Analysis of the Data:
A committee, consisting of Diane Krantz, Maria Parrilla de Kokal, and Sandra Powell, met in May of 2004 to analyze the data collected. We had papers from Introduction to Women’s Studies, the Senior Seminar, Psychology of Diversity, and Perspectives in Women’s Literature . The essay of our graduating senior provided good data concerning the program.
- Sample self analyses from Introduction to Women’s Studies, WS 2050, reveal some increase in awareness of social, global, and work place issues relating to women and of the exploitation of women’s sexuality in different circumstances. The nature of the assignment collected precluded its meeting other goals. The papers thus met program assessment goal 1.
- The paper from a single student who did the Senior Seminar, WS 4900, demonstrated the ability of the student to focus on a topic (in this case the program as a whole), thereby meeting goal 4 for program assessment. The student attests to being stimulated to think critically as well as to achieving a new world-view. She found 2050 excellent preparation, in its rigor, for other Women Studies courses. Feminist theories was thought-provoking and provided in-depth analyses of feminisms. Her research methodologies course provided a forum for deep, insightful discussions of women’s issues. A weakness in the essay was the lack of concrete examples of what she had learned. Again the student praised the faculty.
- Essays from Psychology of Diversity students showed their ability to focus successfully on one aspect of a character in the conflict situations they analyzed. That focus showed recognition of women’s diversity according to one criteria. The weakness in the papers was that students seemed unable to see past one aspect of diversity most salient to them in order to appreciate that the women studied belonged to multiple minority and/or oppressed groups.

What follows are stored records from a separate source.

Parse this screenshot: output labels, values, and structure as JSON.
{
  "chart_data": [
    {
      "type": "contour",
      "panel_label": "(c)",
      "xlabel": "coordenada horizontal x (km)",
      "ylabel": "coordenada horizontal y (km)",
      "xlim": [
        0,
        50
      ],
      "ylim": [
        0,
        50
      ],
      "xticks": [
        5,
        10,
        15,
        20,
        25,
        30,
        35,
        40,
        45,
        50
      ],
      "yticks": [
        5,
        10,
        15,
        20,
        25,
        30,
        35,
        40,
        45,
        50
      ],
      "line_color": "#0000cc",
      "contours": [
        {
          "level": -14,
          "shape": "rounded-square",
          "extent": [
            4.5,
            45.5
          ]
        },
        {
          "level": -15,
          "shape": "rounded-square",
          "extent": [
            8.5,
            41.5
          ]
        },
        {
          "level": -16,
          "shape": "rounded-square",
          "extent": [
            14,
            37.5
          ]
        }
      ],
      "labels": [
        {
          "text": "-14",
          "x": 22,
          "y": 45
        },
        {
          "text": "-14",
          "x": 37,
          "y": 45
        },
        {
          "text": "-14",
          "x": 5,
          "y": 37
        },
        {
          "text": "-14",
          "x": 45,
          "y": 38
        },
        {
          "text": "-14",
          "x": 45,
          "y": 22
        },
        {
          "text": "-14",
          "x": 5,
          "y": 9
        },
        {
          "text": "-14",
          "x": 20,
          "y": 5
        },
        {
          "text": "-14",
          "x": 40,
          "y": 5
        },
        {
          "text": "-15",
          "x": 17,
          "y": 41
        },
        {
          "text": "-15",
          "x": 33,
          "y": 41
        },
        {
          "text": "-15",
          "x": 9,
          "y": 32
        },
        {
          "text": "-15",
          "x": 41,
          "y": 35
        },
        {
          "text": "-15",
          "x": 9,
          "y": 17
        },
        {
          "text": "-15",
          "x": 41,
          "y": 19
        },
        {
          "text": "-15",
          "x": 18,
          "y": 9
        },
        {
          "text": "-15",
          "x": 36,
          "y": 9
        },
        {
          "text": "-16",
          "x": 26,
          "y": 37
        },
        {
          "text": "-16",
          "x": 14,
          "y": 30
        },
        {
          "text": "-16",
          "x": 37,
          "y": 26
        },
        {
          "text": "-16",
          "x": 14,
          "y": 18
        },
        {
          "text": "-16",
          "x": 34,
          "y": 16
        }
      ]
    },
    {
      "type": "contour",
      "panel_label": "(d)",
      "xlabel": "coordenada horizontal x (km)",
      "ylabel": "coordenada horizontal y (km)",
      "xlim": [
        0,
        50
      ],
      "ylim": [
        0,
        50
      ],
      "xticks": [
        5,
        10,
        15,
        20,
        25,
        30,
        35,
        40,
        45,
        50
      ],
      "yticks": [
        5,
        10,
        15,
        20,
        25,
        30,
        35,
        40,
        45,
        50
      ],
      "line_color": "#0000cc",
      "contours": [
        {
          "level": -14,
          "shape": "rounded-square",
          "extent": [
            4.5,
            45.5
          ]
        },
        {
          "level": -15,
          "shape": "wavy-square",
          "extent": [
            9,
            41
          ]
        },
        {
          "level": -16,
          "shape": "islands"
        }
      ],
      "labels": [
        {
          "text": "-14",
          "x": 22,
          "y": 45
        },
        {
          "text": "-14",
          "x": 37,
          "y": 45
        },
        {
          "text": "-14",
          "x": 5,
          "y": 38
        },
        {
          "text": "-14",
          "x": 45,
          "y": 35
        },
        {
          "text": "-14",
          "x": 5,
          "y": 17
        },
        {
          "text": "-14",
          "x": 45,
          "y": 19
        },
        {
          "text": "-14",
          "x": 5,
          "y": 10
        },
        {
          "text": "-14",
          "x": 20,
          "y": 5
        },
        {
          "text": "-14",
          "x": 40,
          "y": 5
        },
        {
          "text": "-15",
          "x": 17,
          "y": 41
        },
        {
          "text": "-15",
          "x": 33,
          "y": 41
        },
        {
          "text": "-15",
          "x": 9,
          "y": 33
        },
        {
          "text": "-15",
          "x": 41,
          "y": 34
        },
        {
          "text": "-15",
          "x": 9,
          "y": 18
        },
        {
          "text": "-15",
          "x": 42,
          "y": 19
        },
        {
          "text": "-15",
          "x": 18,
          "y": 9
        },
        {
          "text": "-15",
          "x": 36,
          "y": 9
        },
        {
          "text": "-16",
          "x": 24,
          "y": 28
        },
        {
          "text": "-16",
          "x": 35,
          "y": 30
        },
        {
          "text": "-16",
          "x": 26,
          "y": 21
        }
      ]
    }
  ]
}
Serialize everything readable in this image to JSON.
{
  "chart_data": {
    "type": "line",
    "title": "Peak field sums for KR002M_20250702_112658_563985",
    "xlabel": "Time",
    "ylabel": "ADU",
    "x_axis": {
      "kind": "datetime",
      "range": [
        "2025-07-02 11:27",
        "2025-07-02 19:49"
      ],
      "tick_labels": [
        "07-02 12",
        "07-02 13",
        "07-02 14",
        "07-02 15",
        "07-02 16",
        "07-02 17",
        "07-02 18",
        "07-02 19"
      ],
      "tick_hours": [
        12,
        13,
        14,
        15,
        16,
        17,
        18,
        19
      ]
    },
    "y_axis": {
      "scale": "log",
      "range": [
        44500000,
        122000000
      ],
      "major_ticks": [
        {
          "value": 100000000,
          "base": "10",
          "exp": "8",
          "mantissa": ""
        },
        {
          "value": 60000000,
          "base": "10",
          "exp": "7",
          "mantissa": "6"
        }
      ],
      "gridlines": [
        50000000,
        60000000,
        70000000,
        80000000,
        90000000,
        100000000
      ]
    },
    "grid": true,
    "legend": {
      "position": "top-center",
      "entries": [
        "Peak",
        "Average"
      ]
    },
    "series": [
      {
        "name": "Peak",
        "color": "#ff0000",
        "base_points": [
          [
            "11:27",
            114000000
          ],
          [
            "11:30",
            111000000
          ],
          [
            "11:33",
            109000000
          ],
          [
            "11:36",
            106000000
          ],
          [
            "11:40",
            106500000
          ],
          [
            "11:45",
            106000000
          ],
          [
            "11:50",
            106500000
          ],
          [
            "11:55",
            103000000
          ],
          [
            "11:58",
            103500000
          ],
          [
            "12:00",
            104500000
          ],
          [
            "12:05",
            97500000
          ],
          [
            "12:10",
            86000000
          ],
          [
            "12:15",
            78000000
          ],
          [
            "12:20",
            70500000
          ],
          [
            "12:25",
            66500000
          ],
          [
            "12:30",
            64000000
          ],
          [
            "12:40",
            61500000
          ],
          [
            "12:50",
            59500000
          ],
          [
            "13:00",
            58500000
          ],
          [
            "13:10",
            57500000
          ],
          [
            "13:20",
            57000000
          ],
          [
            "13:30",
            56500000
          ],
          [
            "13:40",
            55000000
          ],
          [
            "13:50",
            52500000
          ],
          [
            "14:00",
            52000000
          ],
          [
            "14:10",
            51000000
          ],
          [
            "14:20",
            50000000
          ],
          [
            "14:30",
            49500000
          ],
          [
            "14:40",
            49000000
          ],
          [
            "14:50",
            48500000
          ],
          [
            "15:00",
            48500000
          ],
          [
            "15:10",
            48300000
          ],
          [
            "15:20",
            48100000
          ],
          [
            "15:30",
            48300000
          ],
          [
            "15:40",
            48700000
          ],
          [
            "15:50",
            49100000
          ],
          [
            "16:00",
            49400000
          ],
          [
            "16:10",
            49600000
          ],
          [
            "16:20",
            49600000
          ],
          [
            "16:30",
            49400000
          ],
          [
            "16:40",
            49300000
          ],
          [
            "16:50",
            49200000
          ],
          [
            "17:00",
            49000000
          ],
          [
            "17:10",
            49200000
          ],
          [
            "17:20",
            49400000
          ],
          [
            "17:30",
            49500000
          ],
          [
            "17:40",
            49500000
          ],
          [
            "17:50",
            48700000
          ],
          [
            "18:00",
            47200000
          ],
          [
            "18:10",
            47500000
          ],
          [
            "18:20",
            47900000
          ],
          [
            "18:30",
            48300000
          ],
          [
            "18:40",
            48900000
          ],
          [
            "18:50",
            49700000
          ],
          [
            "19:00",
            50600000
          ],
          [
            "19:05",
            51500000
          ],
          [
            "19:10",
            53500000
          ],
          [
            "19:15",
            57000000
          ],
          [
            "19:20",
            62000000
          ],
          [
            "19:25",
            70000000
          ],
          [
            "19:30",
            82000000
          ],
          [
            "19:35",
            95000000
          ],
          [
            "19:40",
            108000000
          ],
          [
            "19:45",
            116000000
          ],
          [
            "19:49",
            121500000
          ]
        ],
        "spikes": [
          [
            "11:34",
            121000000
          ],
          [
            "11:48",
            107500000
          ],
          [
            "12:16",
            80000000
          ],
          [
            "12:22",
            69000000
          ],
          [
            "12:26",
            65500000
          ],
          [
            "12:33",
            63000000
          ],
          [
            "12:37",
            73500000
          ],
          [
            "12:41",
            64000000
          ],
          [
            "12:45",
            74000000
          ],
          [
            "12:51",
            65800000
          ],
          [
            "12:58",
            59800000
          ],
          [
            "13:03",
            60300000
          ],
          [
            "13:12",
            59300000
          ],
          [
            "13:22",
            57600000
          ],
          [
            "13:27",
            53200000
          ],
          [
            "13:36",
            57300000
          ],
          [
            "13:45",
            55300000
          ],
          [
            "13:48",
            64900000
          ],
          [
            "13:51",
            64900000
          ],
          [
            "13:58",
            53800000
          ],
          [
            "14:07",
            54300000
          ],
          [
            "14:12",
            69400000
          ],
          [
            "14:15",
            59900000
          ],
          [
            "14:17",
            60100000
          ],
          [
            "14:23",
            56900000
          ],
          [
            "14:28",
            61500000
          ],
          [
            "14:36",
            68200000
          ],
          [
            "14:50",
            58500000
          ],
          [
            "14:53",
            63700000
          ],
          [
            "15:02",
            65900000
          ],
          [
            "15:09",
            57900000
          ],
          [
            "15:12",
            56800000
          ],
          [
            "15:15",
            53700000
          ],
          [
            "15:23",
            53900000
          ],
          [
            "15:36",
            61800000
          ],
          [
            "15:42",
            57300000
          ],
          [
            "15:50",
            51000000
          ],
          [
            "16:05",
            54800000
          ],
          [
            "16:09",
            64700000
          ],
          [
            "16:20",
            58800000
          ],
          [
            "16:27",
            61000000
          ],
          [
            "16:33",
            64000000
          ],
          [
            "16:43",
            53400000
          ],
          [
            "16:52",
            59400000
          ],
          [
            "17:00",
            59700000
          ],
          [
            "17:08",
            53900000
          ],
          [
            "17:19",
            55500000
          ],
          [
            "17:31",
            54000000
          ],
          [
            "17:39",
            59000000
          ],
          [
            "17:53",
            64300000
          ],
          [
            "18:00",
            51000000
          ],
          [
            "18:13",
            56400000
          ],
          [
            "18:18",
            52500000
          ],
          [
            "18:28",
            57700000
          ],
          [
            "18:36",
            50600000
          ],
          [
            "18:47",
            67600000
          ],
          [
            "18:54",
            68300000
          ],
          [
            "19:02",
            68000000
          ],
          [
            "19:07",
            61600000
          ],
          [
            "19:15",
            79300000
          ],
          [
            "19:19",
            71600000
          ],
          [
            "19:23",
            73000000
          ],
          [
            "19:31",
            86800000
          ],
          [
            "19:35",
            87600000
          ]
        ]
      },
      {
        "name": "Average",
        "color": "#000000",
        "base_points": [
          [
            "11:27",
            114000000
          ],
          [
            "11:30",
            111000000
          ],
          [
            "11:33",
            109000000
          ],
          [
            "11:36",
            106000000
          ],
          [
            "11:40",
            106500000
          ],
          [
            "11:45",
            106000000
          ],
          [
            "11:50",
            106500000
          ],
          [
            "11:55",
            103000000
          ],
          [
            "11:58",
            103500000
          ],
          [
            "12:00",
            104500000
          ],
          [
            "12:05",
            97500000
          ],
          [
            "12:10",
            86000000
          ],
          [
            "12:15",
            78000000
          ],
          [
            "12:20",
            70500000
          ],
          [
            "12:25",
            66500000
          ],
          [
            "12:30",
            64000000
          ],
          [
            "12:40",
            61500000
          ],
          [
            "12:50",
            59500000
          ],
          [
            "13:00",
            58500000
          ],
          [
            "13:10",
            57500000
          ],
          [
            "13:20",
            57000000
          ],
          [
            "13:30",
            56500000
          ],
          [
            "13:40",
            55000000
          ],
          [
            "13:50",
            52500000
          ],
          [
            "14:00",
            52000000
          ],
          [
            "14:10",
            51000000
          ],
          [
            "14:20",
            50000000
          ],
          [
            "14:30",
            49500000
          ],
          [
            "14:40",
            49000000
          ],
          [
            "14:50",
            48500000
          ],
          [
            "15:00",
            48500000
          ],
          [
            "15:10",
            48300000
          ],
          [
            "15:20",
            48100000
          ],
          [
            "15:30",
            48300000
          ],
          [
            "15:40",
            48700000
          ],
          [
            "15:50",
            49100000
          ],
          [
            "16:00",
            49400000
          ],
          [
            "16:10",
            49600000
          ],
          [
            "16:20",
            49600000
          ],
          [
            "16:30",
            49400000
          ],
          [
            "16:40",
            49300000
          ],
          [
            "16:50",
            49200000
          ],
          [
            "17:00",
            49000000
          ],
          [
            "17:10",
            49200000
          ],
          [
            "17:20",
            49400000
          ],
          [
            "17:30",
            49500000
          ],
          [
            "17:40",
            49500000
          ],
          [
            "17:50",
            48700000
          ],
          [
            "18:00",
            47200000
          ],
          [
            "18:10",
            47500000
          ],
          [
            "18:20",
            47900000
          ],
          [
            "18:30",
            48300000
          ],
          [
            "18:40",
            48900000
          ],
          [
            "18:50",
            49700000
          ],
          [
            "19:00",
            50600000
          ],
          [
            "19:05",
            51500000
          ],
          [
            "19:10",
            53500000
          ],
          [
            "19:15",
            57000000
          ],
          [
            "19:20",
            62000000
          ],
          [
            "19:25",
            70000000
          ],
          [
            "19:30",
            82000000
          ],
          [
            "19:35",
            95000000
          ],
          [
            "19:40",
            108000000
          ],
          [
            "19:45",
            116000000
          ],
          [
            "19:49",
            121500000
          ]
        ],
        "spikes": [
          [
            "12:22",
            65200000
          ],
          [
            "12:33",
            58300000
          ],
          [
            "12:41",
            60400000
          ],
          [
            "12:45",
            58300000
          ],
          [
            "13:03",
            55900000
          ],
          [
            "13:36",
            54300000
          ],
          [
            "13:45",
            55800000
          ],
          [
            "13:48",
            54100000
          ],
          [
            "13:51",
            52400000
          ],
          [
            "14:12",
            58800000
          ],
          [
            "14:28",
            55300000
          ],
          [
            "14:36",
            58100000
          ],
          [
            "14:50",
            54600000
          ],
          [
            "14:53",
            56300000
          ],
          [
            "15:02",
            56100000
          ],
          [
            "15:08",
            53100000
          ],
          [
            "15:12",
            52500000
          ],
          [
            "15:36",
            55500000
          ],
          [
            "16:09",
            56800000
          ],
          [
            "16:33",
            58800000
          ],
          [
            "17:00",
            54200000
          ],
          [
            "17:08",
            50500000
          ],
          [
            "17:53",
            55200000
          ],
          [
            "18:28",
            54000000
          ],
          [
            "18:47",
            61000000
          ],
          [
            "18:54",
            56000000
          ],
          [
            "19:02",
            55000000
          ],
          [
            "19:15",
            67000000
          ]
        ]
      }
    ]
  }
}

- We assessed two different assignments for Perspectives in Women’s Literature, Engl 2710. Daily literary journals show students’ ability to analyze various pieces of literature from a gender perspective. Students recognize different types of oppression and silencing as well as self-fulfillment and achievement in differing time periods and geographic locales.
Student essays required an in-depth analysis of literature and/or a film dealing with women’s oppression. Papers varied in how well students wrote, but most students produced focused and coherent essays that used evidence from the text to support their analyses. The majority were also able to connect ideas and concepts about oppression and patriarchy as these played out in the pieces analyzed. As a whole the two assignments showed that students succeeded in attaining goals specified as 4, 5, and 6.
Program changes to be implemented in 2004-2005 are as follows:
- Remind faculty early of the stated goals of the different courses they are teaching and the types of assessment expected for those courses.
- Call for sample papers several times each semester.
- Involve additional faculty in the assessment process.